The member for Lilley rightly cops a lot of opprobrium from this side of the House. He is easily the worst Treasurer in our nation's history. I do not say that lightly. I say that after reflecting on even the Whitlam government Treasurers. They might have been as bad, but he had longer to do more damage, and damage he did.

Now we have the Labor Party, watching the government in this House, on behalf of the Australian people, clean up the mess Labor caused. We have to deal with Labor's chaos. They complain about the clean-up. It is absolutely unbelievable, particularly for the shadow Treasurer, who began back in 2007 as the Assistant Treasurer, to be lecturing on policy competence. His first three acts were: Fuelwatch, and it was a fool watch; Grocery Choice; and the employee share schemes debacle. After the shocker of the employee share schemes and the fall of Fuelwatch, he then caps it off in his last months as Treasurer in the Rudd government. And what is he going to be remembered for in that campaign? For misleading and misrepresenting Treasury costings documents. The Treasury themselves, together with the Department of Finance, in an unprecedented move in an election campaign, belled the cat on the shadow Treasurer.
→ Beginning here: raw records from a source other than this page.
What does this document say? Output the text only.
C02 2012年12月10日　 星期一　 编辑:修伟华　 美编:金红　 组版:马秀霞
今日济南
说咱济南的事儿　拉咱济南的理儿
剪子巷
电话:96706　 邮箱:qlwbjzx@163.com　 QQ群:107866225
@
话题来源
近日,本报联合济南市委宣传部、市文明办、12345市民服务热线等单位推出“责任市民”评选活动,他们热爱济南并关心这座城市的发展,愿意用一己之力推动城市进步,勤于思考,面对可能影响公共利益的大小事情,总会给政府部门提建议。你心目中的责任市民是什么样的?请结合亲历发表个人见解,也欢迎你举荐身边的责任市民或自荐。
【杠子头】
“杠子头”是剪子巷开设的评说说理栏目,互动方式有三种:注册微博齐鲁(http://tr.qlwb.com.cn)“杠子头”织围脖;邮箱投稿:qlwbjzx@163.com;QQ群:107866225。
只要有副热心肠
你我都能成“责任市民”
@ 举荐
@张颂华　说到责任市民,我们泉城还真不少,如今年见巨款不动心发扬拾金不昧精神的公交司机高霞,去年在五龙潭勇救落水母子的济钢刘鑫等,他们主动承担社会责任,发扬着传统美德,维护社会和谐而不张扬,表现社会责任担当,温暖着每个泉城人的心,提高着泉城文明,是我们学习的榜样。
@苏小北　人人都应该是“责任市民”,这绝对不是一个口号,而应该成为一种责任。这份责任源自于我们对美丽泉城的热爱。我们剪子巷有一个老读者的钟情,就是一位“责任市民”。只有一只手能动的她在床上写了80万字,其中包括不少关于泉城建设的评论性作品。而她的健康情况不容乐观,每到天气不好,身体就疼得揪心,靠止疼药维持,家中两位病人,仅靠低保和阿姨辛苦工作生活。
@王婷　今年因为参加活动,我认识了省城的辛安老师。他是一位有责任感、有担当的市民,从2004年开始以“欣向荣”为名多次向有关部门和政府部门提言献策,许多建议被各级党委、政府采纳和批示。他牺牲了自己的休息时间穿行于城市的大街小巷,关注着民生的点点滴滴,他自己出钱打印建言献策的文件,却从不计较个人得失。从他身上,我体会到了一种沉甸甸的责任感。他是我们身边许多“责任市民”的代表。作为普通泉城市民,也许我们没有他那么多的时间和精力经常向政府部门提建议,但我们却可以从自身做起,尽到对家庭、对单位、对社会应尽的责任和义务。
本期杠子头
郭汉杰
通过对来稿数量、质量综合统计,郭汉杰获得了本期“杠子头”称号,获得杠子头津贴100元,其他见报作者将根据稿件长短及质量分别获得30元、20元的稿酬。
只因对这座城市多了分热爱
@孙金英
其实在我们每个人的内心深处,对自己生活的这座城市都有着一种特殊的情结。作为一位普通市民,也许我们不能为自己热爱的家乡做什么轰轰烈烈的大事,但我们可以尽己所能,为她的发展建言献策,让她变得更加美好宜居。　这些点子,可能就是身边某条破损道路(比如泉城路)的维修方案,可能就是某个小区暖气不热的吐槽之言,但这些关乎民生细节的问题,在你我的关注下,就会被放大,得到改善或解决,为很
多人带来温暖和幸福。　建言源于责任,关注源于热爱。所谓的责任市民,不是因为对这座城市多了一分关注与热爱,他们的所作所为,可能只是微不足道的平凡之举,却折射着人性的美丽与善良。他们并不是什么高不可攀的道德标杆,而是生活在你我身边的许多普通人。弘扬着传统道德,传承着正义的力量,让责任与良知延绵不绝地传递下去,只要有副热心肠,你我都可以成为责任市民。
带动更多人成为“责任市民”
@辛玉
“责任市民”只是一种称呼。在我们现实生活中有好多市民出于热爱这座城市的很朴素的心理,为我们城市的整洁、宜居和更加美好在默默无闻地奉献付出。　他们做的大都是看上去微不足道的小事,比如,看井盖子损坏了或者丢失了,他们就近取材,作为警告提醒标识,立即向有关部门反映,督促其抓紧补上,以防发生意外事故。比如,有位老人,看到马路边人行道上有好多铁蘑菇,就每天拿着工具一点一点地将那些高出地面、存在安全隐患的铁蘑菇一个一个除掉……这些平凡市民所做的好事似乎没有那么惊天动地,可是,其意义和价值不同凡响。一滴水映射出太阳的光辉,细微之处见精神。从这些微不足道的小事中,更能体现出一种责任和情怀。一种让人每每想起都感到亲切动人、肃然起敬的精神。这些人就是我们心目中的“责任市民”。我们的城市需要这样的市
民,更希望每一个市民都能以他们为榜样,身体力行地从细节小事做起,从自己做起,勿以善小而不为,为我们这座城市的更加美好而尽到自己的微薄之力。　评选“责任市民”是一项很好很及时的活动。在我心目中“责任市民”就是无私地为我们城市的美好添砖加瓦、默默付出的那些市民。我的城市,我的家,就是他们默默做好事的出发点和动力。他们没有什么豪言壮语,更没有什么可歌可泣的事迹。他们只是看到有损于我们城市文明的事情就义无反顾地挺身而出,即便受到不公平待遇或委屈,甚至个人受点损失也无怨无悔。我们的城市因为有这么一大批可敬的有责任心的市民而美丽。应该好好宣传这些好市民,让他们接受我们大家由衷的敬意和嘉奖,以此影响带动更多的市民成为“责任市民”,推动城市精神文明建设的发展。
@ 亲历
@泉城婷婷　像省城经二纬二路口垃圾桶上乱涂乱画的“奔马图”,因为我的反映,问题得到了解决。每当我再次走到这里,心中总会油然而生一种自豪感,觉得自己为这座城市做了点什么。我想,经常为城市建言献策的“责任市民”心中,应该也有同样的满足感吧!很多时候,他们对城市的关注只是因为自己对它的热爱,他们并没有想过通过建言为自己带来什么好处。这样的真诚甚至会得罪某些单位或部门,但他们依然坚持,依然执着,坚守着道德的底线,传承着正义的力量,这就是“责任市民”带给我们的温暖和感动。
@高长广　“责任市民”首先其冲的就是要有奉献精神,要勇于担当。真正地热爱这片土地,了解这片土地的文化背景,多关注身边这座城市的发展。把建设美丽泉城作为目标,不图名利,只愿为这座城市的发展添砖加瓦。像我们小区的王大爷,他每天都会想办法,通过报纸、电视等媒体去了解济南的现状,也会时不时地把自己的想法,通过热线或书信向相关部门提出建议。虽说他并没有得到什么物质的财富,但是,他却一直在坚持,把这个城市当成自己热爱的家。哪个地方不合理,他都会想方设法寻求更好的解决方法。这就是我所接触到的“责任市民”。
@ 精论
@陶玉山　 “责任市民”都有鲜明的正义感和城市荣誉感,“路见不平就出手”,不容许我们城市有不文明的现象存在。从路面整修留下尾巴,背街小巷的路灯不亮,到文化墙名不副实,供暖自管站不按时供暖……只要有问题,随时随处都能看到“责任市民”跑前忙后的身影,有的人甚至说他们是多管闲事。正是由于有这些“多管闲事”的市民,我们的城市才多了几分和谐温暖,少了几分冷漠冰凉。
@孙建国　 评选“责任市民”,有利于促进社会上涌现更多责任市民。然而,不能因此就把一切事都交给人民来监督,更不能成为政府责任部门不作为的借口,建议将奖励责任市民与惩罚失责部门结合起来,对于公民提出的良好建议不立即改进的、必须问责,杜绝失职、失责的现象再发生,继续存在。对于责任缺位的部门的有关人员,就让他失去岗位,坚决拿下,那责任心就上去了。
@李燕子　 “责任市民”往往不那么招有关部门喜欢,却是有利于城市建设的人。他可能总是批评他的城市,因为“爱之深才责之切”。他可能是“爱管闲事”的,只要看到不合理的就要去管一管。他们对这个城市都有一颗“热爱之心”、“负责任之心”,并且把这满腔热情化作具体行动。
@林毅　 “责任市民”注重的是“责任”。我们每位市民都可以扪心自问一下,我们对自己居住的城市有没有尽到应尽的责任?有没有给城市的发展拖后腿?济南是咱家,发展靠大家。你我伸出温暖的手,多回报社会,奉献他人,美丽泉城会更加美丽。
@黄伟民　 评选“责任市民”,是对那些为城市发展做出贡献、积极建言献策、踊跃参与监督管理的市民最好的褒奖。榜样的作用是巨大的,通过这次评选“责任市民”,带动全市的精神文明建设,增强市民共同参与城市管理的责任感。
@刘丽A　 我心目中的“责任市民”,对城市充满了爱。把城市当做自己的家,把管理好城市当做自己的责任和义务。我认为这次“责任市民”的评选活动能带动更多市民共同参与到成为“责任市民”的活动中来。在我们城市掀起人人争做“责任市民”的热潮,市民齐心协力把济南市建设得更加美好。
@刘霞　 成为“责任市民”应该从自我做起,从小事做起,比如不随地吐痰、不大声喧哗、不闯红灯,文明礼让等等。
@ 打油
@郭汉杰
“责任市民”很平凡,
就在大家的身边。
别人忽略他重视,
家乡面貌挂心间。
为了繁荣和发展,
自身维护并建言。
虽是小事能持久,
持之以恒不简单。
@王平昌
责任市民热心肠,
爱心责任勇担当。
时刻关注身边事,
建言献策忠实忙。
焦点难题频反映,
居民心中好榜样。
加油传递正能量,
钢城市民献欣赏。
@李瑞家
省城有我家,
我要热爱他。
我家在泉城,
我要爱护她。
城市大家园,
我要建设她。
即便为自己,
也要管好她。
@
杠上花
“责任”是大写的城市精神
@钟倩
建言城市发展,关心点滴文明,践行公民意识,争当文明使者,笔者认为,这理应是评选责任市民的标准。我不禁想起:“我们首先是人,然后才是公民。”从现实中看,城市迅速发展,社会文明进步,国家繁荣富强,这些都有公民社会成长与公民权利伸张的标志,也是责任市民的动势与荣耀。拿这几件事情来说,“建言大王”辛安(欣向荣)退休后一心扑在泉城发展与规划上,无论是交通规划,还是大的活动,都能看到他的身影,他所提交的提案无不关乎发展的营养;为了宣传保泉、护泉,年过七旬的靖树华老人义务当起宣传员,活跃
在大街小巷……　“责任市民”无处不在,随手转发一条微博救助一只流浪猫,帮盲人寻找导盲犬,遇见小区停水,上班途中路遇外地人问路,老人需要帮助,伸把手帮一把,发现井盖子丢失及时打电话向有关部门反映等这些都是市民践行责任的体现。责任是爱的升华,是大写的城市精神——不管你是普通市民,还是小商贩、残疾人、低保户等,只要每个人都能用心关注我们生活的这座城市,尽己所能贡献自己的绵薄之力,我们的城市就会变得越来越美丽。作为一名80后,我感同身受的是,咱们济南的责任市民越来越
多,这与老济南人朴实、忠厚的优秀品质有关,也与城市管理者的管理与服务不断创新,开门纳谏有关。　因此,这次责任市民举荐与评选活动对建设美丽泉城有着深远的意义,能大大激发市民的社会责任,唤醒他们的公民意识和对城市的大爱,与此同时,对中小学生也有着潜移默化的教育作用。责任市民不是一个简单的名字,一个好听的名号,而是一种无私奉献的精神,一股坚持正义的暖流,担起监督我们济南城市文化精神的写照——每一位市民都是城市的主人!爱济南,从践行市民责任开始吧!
Then you look at what happened with the budget. The previous speaker on this side went through—and no doubt the next speakers on this side will go through it again, as they should—Labor's dramatic fiscal failure. It was absolutely unbelievable—and for the shadow Treasurer to be lecturing! He talked about the Reserve Bank replenishment. He did not talk about the Reserve Bank Reserve Fund. You only need to look at the words of the Governor of the Reserve Bank. I know my friend and colleague the member for Higgins, on the Standing Committee on Economics, has asked many questions on this very point. It requires a certain human capacity to ignore the truth with a straight face, to actually ignore documents signed off by the Reserve Bank governor. This is a special skill that those opposite have. I do not know whether they go to a factory to learn this skill or whether they are programmed with this skill, but they have this great capacity to look people in the eye and say, 'Collingwood won last year's grand final.' They just say it with such conviction. But the Reserve Bank governor—it is in black and white, as the member for Higgins will outline—said, 'Don't take a dividend; don't run down the Reserve Bank Reserve Fund.' He is only the Reserve Bank governor; what would he know! It is there in black and white. He wrote to the Treasurer saying, 'Don't do it.' Then they mount some argument that the Reserve Bank Reserve Fund should not be replenished. This is the last sitting day before the budget. What Labor have demonstrated is that they are just as fiscally incompetent as they were six months ago.